In fact, only one in five employees supported the trend. This figure went up to two in five when organisations provided an allowance for the purchase of devices.
This might be a result of the funding of such devices. “Our research found that nine in 10 personal devices used for work are self-funded by employees,” says IDC market analyst Amy Cheah, adding that workers often felt unsupported in efforts to bring their own devices.
The data on productivity is more supportive of the practice. “Half of the employees surveyed perceive productivity improvement, with most indicating improvement in quality of work, more efficiency in completing tasks in the office and decreased downtime,” Cheah says.
From a management point of view, one of the reasons often given for not embracing workers’ personal devices is the security implications.
“If you think about the notion of IT security, we have perhaps the whole value of our companies stored in digital form,” says Welby. “What if that information fell into the wrong hands, or was stolen by a competitor? …The nature of data is that it is quite vulnerable.”
But he doesn’t think it’s an insurmountable problem.

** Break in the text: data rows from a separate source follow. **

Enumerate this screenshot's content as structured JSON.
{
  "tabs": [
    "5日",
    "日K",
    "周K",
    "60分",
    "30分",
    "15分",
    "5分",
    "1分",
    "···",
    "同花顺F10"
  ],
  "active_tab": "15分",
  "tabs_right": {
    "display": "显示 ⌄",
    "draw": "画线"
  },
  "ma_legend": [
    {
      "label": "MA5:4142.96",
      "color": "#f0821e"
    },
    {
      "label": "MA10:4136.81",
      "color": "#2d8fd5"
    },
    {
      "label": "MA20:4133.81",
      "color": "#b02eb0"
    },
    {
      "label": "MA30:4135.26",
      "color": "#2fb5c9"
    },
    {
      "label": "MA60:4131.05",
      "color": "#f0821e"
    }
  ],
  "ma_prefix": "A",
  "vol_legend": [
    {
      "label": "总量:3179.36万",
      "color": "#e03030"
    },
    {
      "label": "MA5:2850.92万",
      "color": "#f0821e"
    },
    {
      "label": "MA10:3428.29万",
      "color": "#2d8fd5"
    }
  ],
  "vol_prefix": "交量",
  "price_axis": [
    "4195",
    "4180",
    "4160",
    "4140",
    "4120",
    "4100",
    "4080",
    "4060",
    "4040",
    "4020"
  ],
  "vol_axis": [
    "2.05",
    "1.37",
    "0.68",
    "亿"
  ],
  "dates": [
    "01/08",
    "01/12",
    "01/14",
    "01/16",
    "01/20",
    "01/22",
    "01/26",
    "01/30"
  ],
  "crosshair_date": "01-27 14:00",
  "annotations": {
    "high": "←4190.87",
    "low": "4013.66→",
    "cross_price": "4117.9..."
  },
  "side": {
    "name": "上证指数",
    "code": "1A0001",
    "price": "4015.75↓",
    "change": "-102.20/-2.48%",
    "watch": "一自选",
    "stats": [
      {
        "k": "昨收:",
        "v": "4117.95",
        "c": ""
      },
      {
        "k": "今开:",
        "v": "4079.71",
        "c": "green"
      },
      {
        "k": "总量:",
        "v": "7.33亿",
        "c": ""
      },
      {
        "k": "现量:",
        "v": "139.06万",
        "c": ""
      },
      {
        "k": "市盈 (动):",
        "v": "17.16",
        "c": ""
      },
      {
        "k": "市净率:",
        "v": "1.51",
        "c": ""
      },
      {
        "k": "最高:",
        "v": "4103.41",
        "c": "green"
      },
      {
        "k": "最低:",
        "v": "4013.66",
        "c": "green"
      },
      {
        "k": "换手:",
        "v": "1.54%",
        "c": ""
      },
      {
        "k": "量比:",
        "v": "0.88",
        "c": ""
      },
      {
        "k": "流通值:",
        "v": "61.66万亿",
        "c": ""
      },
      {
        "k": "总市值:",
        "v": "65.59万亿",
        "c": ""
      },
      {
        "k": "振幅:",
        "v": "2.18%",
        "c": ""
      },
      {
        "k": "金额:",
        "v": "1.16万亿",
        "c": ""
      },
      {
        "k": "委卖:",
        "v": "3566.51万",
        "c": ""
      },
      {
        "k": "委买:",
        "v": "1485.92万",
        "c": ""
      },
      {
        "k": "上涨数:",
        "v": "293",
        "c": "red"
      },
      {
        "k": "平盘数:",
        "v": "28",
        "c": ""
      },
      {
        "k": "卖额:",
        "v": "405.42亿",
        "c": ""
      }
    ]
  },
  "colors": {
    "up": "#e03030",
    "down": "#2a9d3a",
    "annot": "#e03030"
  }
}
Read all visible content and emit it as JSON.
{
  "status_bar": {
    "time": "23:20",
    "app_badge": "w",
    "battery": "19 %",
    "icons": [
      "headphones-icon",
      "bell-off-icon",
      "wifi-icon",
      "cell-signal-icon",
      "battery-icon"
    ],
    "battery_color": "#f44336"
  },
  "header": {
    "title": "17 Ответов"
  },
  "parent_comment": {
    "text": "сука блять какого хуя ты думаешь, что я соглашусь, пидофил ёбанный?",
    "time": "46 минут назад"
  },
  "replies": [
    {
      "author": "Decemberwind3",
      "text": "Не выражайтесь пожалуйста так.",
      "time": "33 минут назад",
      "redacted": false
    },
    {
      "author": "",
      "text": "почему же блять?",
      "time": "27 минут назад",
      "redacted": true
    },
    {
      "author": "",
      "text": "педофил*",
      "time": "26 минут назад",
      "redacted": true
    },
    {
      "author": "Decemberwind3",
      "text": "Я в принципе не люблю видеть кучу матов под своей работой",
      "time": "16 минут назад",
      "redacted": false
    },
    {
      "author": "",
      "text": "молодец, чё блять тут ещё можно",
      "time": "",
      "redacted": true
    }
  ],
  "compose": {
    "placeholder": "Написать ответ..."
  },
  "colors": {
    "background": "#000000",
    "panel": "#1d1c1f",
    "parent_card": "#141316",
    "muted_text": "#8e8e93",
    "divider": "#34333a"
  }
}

He says there are rules in all large organisations regarding which people have access to what information. These need to be enforced on devices bought from home as well as on those provided by an organisation.
Cheah says ensuring information is secure is likely to require great consideration from organisations.
“Our research found that despite having security policies set in place, many employees remain ignorant or rebellious of these policies,” she says, adding the solution often consists of both staff training and technological fixes.
Technology companies such as Cisco are likely to be among the first to have tech-savvy employees demanding home-bought devices be welcome at work. But Welby says younger generations will increasingly expect this from their employers.
“The younger generation are just doing this anyway,” he says. “If we don’t give people the ability to use the devices they want, we’re no longer a next-generation employer.”
“For us, it’s unstoppable because the people we want to employ now demand it.”